Miałam okazję wziąć udział w rekrutacji przyszłych studentów na wymianę. Jako jedyna zostałam wybrana i oceniałam kandydatów, a następnie przeprowadziłam z nimi i ich rodzicami wywiad. Tego samego dnia udało mi się pojechać do klubu Rotary w Windsor i brałam udział w programie Telewizyjnym, w którym mogłam wypowiedzieć się o moim doświadczeniu przed kamera. Dzień był ciężki, ponieważ rekrutacje odbywały się w USA, a mój wywiad w Kanadzie…
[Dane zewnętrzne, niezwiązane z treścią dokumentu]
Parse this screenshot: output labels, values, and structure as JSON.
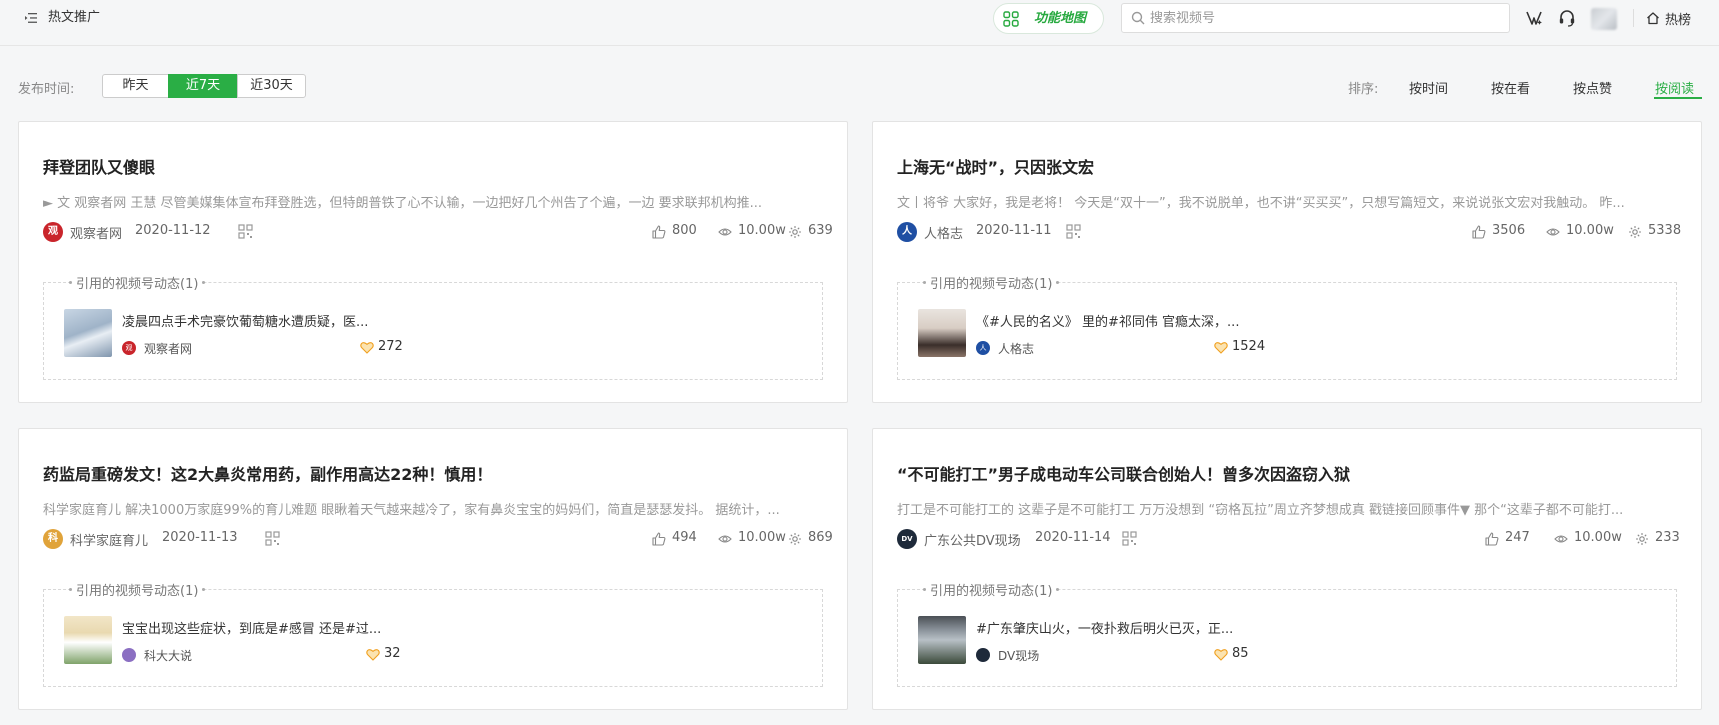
{
  "header": {
    "page_title": "热文推广",
    "function_map_label": "功能地图",
    "search_placeholder": "搜索视频号",
    "rank_label": "热榜"
  },
  "filters": {
    "date_label": "发布时间:",
    "date_options": [
      "昨天",
      "近7天",
      "近30天"
    ],
    "date_selected": "近7天",
    "sort_label": "排序:",
    "sort_options": [
      "按时间",
      "按在看",
      "按点赞",
      "按阅读"
    ],
    "sort_selected": "按阅读"
  },
  "ref_section_label": "引用的视频号动态(1)",
  "articles": [
    {
      "title": "拜登团队又傻眼",
      "excerpt": "► 文 观察者网 王慧 尽管美媒集体宣布拜登胜选，但特朗普铁了心不认输，一边把好几个州告了个遍，一边 要求联邦机构推...",
      "source": "观察者网",
      "source_logo_text": "观",
      "source_logo_color": "#c9252b",
      "date": "2020-11-12",
      "likes": "800",
      "reads": "10.00w",
      "shares": "639",
      "ref": {
        "text": "凌晨四点手术完豪饮葡萄糖水遭质疑，医...",
        "source": "观察者网",
        "likes": "272"
      }
    },
    {
      "title": "上海无“战时”，只因张文宏",
      "excerpt": "文丨将爷 大家好，我是老将！ 今天是“双十一”，我不说脱单，也不讲“买买买”，只想写篇短文，来说说张文宏对我触动。 昨...",
      "source": "人格志",
      "source_logo_text": "人",
      "source_logo_color": "#1f4fa3",
      "date": "2020-11-11",
      "likes": "3506",
      "reads": "10.00w",
      "shares": "5338",
      "ref": {
        "text": "《#人民的名义》 里的#祁同伟 官瘾太深，...",
        "source": "人格志",
        "likes": "1524"
      }
    },
    {
      "title": "药监局重磅发文！这2大鼻炎常用药，副作用高达22种！慎用！",
      "excerpt": "科学家庭育儿 解决1000万家庭99%的育儿难题 眼瞅着天气越来越冷了，家有鼻炎宝宝的妈妈们，简直是瑟瑟发抖。 据统计，...",
      "source": "科学家庭育儿",
      "source_logo_text": "科",
      "source_logo_color": "#e0a33a",
      "date": "2020-11-13",
      "likes": "494",
      "reads": "10.00w",
      "shares": "869",
      "ref": {
        "text": "宝宝出现这些症状，到底是#感冒 还是#过...",
        "source": "科大大说",
        "likes": "32"
      }
    },
    {
      "title": "“不可能打工”男子成电动车公司联合创始人！曾多次因盗窃入狱",
      "excerpt": "打工是不可能打工的 这辈子是不可能打工 万万没想到 “窃格瓦拉”周立齐梦想成真 戳链接回顾事件▼ 那个“这辈子都不可能打...",
      "source": "广东公共DV现场",
      "source_logo_text": "DV",
      "source_logo_color": "#1e2a3a",
      "date": "2020-11-14",
      "likes": "247",
      "reads": "10.00w",
      "shares": "233",
      "ref": {
        "text": "#广东肇庆山火，一夜扑救后明火已灭，正...",
        "source": "DV现场",
        "likes": "85"
      }
    }
  ],
  "colors": {
    "accent": "#2aae45",
    "like_heart": "#f0a020"
  }
}
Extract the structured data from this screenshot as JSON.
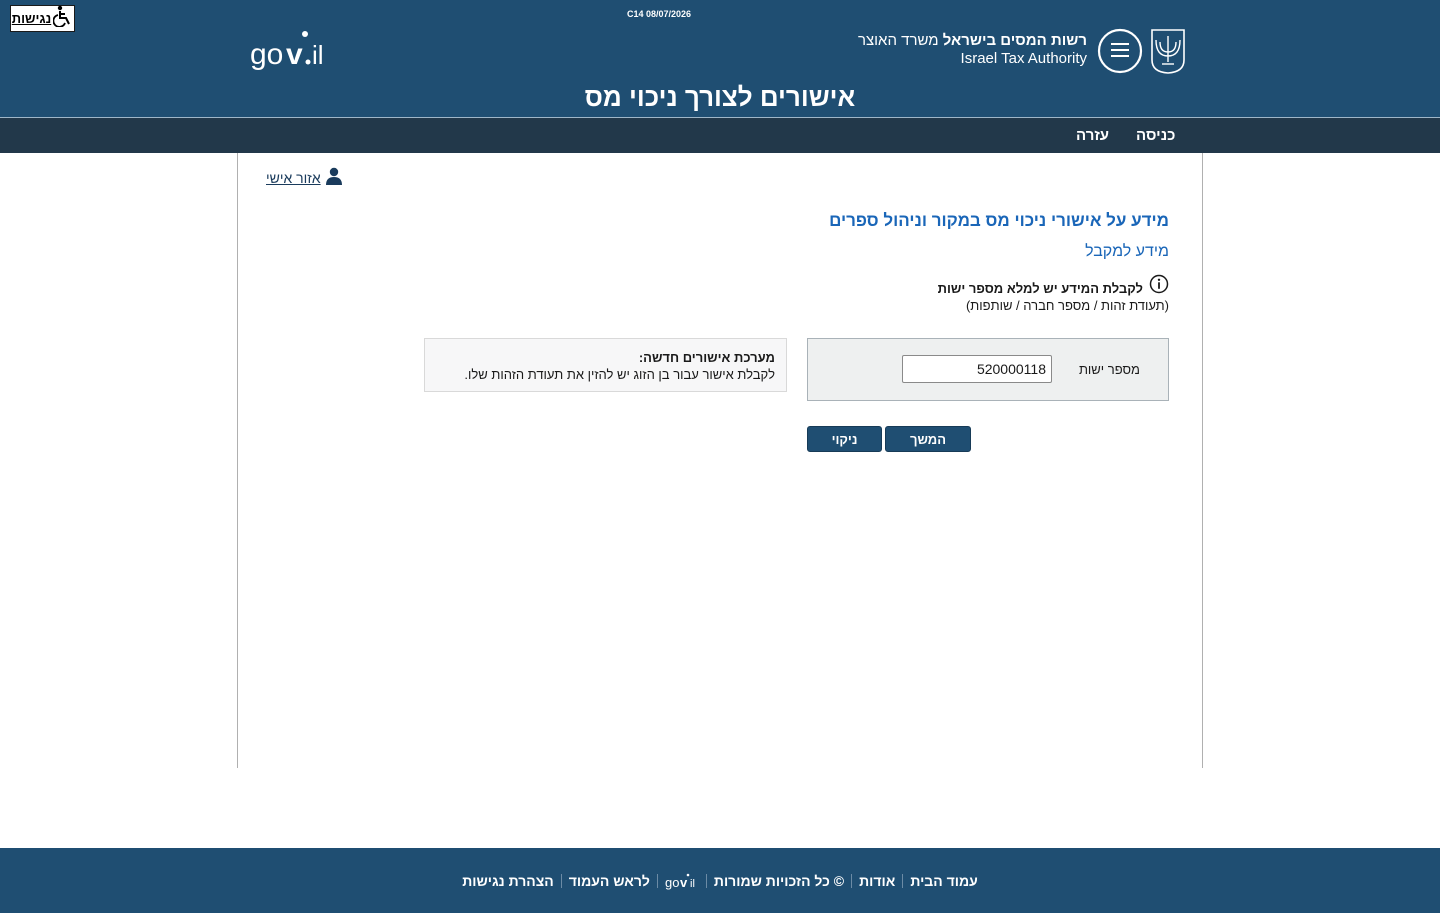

W okresie przed świątecznym wzięłam udział w dwóch akcjach charytatywnych. Zbierałam pieniądze dla ubogich rodzin w moim mieście oraz pomagałam dzieciaka w pakowaniu prezentów świątecznych, które zostały zakupione dla nich i ich rodzin w przypadku, gdy rodzina nie może sobie na to pozwolić.

 

 

W listopadzie było trochę ciężko, chciałam poznać więcej ludzi, a szczególnie brakowało mi, żeby mieć kogoś, kto jest w takiej samej sytuacji jak ja. Dzięki mojej host mamie i jej tacie poszłam na jeden dzień szkolny do dużego innego liceum w moim mieście, gdzie okazało się, że mają 30 studentów wymiany, ale z innych organizacji. To była najlepsza decyzja… Kilka godzin wystarczyło, żeby poznać wiele nowych ludzi.

 

NIAGARA i TORONTO

Przerwa świąteczna trwała dwa tygodnie. Spotkałam się z pierwsza rodzina, mieliśmy również wigilie z Rotary, z moja counselor. Wiele osób chciało się ze mną spotkać w tym okresie. Nie było czasu tęsknić za rodzina, ponieważ weekend przed świętami pojechałem zwiedzić wodospad Niagara. Następnie wróciłam prosto na święta. Dużo kontaktowałam się z rodzina, ponieważ święta są tu zupełnie inne i brakowało mi naszych tradycji, ale mimo wszystko święta były piękne i na pewno wyjątkowe.

 

 

Wydaje mi się, że wszystko zależy od ludzi, którzy nas otaczają. Miliony prezentów, dobrego jedzenia i czas spędzony z Kanadyjskimi przyjaciółmi i rodzina. W okresie sylwestra również nie było czasu na smutki, ponieważ wieczór spędziłam ze znajomymi z mojego liceum, a w Nowy Rok z samego rana pojechałam do Toronto. Poszłam na mecz koszykówki Raptors kontra Jazz a następnego dnia zwiedzić CN Tower i oceanarium.

 

 

 

 

 

 

Przerwa się skończyła i trzeba było wrócić do szkoły. 1 lutego znów zmieniam rodzinę i tym razem będę miała 5 rodzeństwa, więc narzekać na samotność na pewno nie będę.

 

Odezwę się znów po jakimś czasie… teraz czekam na marzec, w którym czeka mnie zwiedzanie Waszyngtonu, Nowego Jorku i Bostonu.